Qui mi fermo per qualche minuto per sfilarmi guanti e gambali, ormai inutili vista la bella giornata di sole. Sono risalito fino a quota 600 circa, e ora mi aspetta una decina di chilometri sulla cresta tra le valli Bormida e Uzzone, ma dopo una prima parte in leggera discesa fino a Levice, arriva uno dei tratti più insidiosi, cinque chilometri in continuo falsopiano tra il 3 e il 4%, di quelli che a meno di non farli ad andatura ridicola succhiano un sacco di energie senza quasi accorgersene. Lo sforzo è comunque ampiamente ripagato dal progressivo avvicinarsi al castello di pietra che domina maestosamente il paese di Prunetto.

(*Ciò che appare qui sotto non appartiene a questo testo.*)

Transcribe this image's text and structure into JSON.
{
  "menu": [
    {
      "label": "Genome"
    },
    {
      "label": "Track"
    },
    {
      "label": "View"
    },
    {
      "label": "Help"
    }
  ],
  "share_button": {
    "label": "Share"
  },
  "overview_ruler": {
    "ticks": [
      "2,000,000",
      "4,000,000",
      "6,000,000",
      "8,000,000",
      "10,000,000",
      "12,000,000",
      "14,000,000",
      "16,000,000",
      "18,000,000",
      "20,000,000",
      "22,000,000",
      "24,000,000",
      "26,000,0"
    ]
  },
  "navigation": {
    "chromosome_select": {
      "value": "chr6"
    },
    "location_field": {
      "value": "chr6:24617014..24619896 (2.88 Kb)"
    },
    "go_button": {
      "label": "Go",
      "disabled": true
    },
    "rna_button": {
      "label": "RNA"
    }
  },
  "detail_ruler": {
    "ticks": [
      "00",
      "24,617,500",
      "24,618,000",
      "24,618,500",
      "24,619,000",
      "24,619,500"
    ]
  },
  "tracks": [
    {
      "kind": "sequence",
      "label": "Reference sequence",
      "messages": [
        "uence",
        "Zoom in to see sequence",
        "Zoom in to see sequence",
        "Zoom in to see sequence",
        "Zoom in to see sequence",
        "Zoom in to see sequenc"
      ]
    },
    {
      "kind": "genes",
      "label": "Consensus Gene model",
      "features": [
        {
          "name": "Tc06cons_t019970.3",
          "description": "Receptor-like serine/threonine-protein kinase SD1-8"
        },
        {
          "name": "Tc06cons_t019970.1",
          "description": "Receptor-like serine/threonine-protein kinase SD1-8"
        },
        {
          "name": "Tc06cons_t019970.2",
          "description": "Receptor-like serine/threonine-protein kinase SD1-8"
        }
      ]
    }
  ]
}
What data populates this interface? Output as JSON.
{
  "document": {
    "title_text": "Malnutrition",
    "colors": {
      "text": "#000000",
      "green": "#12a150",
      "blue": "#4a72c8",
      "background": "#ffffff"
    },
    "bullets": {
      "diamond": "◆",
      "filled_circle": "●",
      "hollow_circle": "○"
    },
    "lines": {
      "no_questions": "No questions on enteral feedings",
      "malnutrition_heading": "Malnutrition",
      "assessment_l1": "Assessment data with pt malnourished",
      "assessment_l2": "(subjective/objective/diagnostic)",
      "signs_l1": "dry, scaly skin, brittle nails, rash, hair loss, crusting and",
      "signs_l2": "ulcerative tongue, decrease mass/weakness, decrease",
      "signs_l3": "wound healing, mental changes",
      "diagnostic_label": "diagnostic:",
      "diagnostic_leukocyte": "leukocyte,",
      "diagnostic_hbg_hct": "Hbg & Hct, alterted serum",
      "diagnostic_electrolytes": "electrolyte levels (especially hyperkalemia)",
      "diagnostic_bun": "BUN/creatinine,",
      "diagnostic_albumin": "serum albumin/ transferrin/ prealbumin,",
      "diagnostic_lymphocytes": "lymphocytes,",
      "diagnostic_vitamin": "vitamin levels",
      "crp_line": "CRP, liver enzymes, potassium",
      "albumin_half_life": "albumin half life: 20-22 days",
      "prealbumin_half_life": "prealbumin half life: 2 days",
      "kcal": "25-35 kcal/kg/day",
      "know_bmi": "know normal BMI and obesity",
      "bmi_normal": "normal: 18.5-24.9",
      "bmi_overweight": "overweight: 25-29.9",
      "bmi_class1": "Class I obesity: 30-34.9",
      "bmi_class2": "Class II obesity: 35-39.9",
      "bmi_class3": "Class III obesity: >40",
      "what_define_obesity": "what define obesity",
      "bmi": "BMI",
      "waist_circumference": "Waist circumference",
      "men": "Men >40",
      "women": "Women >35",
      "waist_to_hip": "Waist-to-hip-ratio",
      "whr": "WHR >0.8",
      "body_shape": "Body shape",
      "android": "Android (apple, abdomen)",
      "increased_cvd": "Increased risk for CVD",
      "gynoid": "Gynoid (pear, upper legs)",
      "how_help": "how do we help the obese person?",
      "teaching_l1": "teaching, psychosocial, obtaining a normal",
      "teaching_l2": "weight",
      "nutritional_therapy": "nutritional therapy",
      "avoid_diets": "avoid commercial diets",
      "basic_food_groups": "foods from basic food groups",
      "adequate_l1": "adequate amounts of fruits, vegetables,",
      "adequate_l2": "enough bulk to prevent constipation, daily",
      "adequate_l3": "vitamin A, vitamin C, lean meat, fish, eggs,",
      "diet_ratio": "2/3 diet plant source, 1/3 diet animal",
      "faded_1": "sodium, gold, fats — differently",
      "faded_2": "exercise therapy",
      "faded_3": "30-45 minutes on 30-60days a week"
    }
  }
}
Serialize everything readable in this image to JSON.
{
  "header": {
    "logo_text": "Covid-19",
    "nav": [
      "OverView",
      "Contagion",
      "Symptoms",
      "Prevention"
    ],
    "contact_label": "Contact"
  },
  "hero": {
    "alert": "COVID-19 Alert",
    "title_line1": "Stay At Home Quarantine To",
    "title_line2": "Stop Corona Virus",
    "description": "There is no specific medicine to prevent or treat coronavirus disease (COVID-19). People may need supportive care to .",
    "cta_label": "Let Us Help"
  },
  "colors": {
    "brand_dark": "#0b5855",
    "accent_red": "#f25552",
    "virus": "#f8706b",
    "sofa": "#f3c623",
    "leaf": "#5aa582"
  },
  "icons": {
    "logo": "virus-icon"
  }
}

Una volta raggiunto il centro abitato, abbandono la provinciale che scende a fondovalle e imbocco a sinistra la stradina che porta a Gottasecca. Prunetto e Gottasecca sono poste più o meno alla stessa altutudine (700 metri), ma la strada che le unisce è tutt'altro che in piano, anzi proprio nel secondo chilometro si trovano forse le pendenze più dure di tutto il giro, che allo scollinamento di un bricco trova peraltro il massimo livello di altitudine di giornata, a circa 830 metri. È tuttavia un tratto di strada solitario e suggestivo, immerso in una delle zone più impervie e selvagge di tutta l'Alta Langa dove i castagni la fanno da padrone incontrastati, e alla fine è quasi un peccato arrivare alla rotonda di Gottasecca da cui parte la discesa per la fondovalle, anch'essa comunque molto spettacolare per gli ampi scorci sulle colline circostanti coperte di boschi multicolori. La discesa è ampia e filante, e nel giro di pochi minuti mi reimmetto nella provinciale per Millesimo, che abbandono dopo circa un chilometro per svoltare a destra in direzione di Camerana, laddove incontrerò l'ultima e più impegnativa asperità della giornata, quattro chilometri per riguadagnare lo spartiacque con la valle Belbo, di cui gli ultimi due di grande difficoltà che, complici le forze quasi prosciugate dalle arrampicate precedenti, diventano di pura sofferenza.
Raggiunto in qualche modo lo scollinamento, per circa un chilometro la strada scende fino all'alveo del Belbo, poco più di un rigagnolo sorto dalla vicina Montezemolo. Poco prima del ponte, giro un'altra volta a destra per seguire la stradina che costeggia il corso d'acqua fino a S.Benedetto. Sono gli ultimi 14 chilometri in leggera discesa, ancora una volta percorsi su una strada tranquilla e isolata, dove uno dei pochi contatti con altri umani avviene nell'accogliente rifugio della Pavoncella, dove mi concedo un meritato spuntino prima di rituffarmi tra prati e boschi fino a raggiungere il bivio per S.Benedetto. Manca un chilometro alla macchina, ma è in salita e ormai di energie non ce ne sono più: non solo, appena la strada ritorna all'insù, la coscia destra viene colpita da un forte crampo e devo barcamenarmi alla meno peggio per riuscire a concludere senza troppi danni e in modo un po' inglorioso l'itinerario forse più affascinante e insieme tecnicamente completo dell'anno.
Adesso la vecchia Cucchietti va in cantina, e chissà che ne sarà di lei dall'anno prossimo, quando le uscite diventeranno quasi sicuramente più rare e limitate. Per adesso preferisco non pensarci troppo, portando invece una certezza nell'inverno che sta per iniziare: in un modo o nell'altro, l'avventura non finisce qui.